Is Optus 3G almost as good as Telstra?


Analyst house IDC today claimed Optus’ 3G mobile broadband offering was only 4 percent behind Telstra’s Next G offering across a range of criteria — despite acknowledging Telstra’s network was on average 60 percent faster.

The group conducted 2,000 independent tests over a nine-month period to produce a comprehensive report on mobile broadband performance in Australia. The full report costs $3,500.

“IDC’s research showed that Telstra scored more highly than its competitors, with average download speeds nearly 60 percent faster than its nearest rival and no network fallback to 2G encountered. The user experience on Telstra was often similar to a good quality residential fixed broadband connection,” said the group’s telecommunications market analyst Mark Novosel in a statement.

“Optus’ performance soared in 2009, scoring similarly to Telstra, although slightly more network fallback was experienced. However, performance was fairly consistent and well above both of VHA’s networks,” he added.

The analyst stated that Optus’ 3G network now provided a viable alternative to Next G, for anyone willing to sacrifice some coverage and speed in favour of cost savings. “However, Optus was only 4 percent behind, after demonstrating a strong improvement in performance across all metrics assessed, having improved 20 percent from 2008,” he said.

In general, Novosel said average speeds across the entire mobile broadband ecosystem had improved by 68 percent since 2008 — reaching 2.94Mbps. Upload speeds also surged — the average upload speed measured in 2008 was 1.24Mbps — compared with 460Kbps in 2008.

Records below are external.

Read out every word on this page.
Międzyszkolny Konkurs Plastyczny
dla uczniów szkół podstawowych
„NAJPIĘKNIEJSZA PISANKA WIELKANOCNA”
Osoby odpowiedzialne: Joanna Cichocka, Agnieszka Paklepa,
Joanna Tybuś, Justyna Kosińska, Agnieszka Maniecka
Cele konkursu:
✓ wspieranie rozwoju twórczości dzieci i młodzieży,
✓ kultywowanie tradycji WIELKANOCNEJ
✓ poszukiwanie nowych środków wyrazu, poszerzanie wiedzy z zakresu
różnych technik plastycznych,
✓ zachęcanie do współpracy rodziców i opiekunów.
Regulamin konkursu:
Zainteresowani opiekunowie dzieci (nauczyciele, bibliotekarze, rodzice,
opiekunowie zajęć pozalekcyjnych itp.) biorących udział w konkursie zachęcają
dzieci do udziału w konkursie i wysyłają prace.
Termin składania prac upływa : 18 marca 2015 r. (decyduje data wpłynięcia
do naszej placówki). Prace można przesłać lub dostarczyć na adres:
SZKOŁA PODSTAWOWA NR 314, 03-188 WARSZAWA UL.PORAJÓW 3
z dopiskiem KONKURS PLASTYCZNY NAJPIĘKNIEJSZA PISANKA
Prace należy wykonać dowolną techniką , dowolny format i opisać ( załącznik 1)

The news came as Telstra today took a stab at Optus on its Exchange blog on the issue of mobile coverage.

“Telstra’s competitors are still trying to catch up with Next G. If you live in the country or like to go bush often like I do, then it pays to check out the coverage – especially if you’re thinking of buying products like the new Apple iPad,” wrote Rod Bruem, corporate affairs manager for Telstra Business — the company’s SME division.

He pointed out that some devices might not support Optus’ 900MHz spectrum networks, which it predominantly uses in rural areas, and highlighted a network coverage map produced by Telstra which he claimed showed poor coverage on Optus’ part. “This map shows just how inadequate the Optus 3G 2100 (MHz) coverage really is,” he wrote.

However Bruem might have bitten off a little more than he could chew.

“Look, as a Telstra Customer, I am really disappointed you would stoop to gutter politics with articles lined to mislead consumers of the real facts … Stick to customer service please. It’s this sort of stuff that makes me even more inclined to switch to the opposition,” wrote the first commenter under Bruem’s post.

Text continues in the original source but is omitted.